If you’d seen me in the garden lately, chances are I’d have been tending to my summer veges. With the (mostly) warm November we’ve had, my vege and herb garden has rocketed away.

But now that my greens are sorted, I’m ready to add some other colours to my garden beds - and what better way to do this than by planting some cheerful zinnias.

Zinnias are bright, bold, and best of all, one of the easiest flowers to grow. In fact, so easy they’ve been grown successfully on the international space station; in 2016.

If you’re interested in the language of flowers, the zinnia flower represents endurance and lasting affection. And it’s easy to see why - with zinnias being one of the longest-blooming summer flowers around.

Zinnias come in nearly every colour imaginable and are ideal for beds, borders and pots. Early summer is the perfect time to plant them. If you plant zinnia seedlings now, you should start to see zaps of colour in around six weeks’ time.

You can grab your zinnia seedlings from Awapuni Nurseries online shop and have them delivered directly to your door. Right now, you can get varieties that will grow from 20cm to 1m high - including tall, green and Thumbelina. New this season at the nursery is zinnia candy stripe; beautiful flowers with unique freckles and streaks on each bloom.

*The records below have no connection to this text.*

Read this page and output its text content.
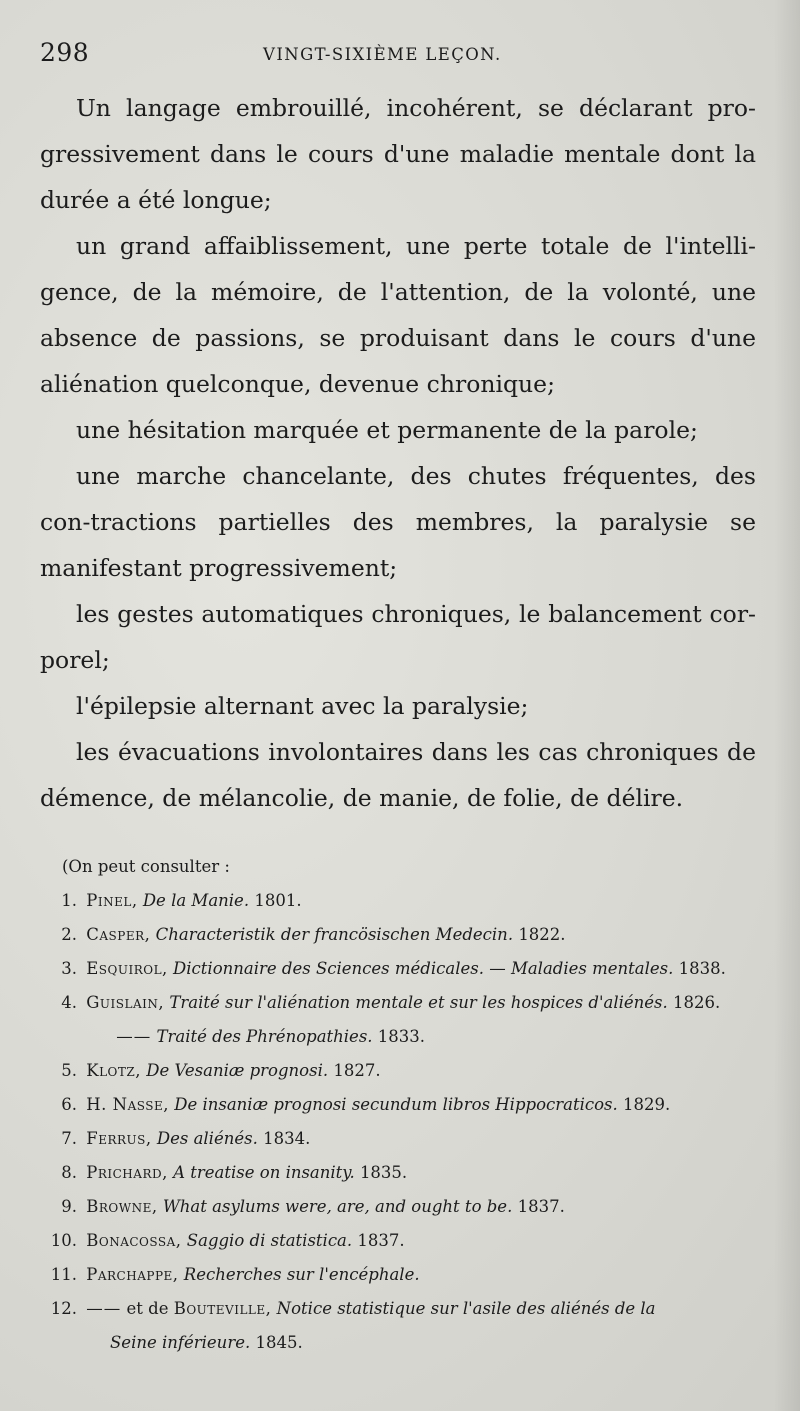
298	VINGT-SIXIÈME LEÇON.

Un langage embrouillé, incohérent, se déclarant pro-gressivement dans le cours d'une maladie mentale dont la durée a été longue;

un grand affaiblissement, une perte totale de l'intelli-gence, de la mémoire, de l'attention, de la volonté, une absence de passions, se produisant dans le cours d'une aliénation quelconque, devenue chronique;

une hésitation marquée et permanente de la parole;

une marche chancelante, des chutes fréquentes, des con-tractions partielles des membres, la paralysie se manifestant progressivement;

les gestes automatiques chroniques, le balancement cor-porel;

l'épilepsie alternant avec la paralysie;

les évacuations involontaires dans les cas chroniques de démence, de mélancolie, de manie, de folie, de délire.

(On peut consulter :
1. Pinel, De la Manie. 1801.
2. Casper, Characteristik der francösischen Medecin. 1822.
3. Esquirol, Dictionnaire des Sciences médicales. — Maladies mentales. 1838.
4. Guislain, Traité sur l'aliénation mentale et sur les hospices d'aliénés. 1826.
—— Traité des Phrénopathies. 1833.
5. Klotz, De Vesaniæ prognosi. 1827.
6. H. Nasse, De insaniæ prognosi secundum libros Hippocraticos. 1829.
7. Ferrus, Des aliénés. 1834.
8. Prichard, A treatise on insanity. 1835.
9. Browne, What asylums were, are, and ought to be. 1837.
10. Bonacossa, Saggio di statistica. 1837.
11. Parchappe, Recherches sur l'encéphale.
12. —— et de Bouteville, Notice statistique sur l'asile des aliénés de la
Seine inférieure. 1845.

Once you’ve chosen your seedlings, look for a place to plant. Zinnias like a really sunny spot, and will thrive in a rich humus soil; however, interestingly they will cope better than many other flowers in a poorer soil too. Next, dig small holes around 4cm deep and 15-30cm apart. Place the seedling in and firmly press down around its edges. Give a good initial watering and then only every few days, when needed.

Everything seems to grow pretty well at this time of the year, and weeds are no exception. Make your job easier by applying mulch around your zinnias, to help keep the weeds at bay. You can also give your flowers a feed of general garden fertiliser once a fortnight to encourage their growth.

Watch out for caterpillars and mealybugs on your zinnias; these can be treated with insect spray, or organically with a steady stream of targeted water and pinching fingers. Powdery mildew can also affect zinnias too. You can prevent this happening by watering the roots rather than leaves and giving the plants breathing space between each other.

After a month or so, pinch out the top, to encourage a bushier plant with more blooms. If you’re not sure what pinching is - it’s breaking off the top 2cm of the growing tip of a plant to encourage it to grow out wider, before it grows up. The same way you pinch off the very top of your basil (and other herbs) so it doesn’t go to seed.

A few weeks later you should start to see zaps of colour coming through. Picking the blooms will stimulate more to blossom. But leaving the flowers to dry on their stalks, could result in them self-seeding next season and create a cottage garden feel. If you want the cottage garden look this summer, plant your zinnias alongside cornflowers, foxgloves, sweet Williams and poppies.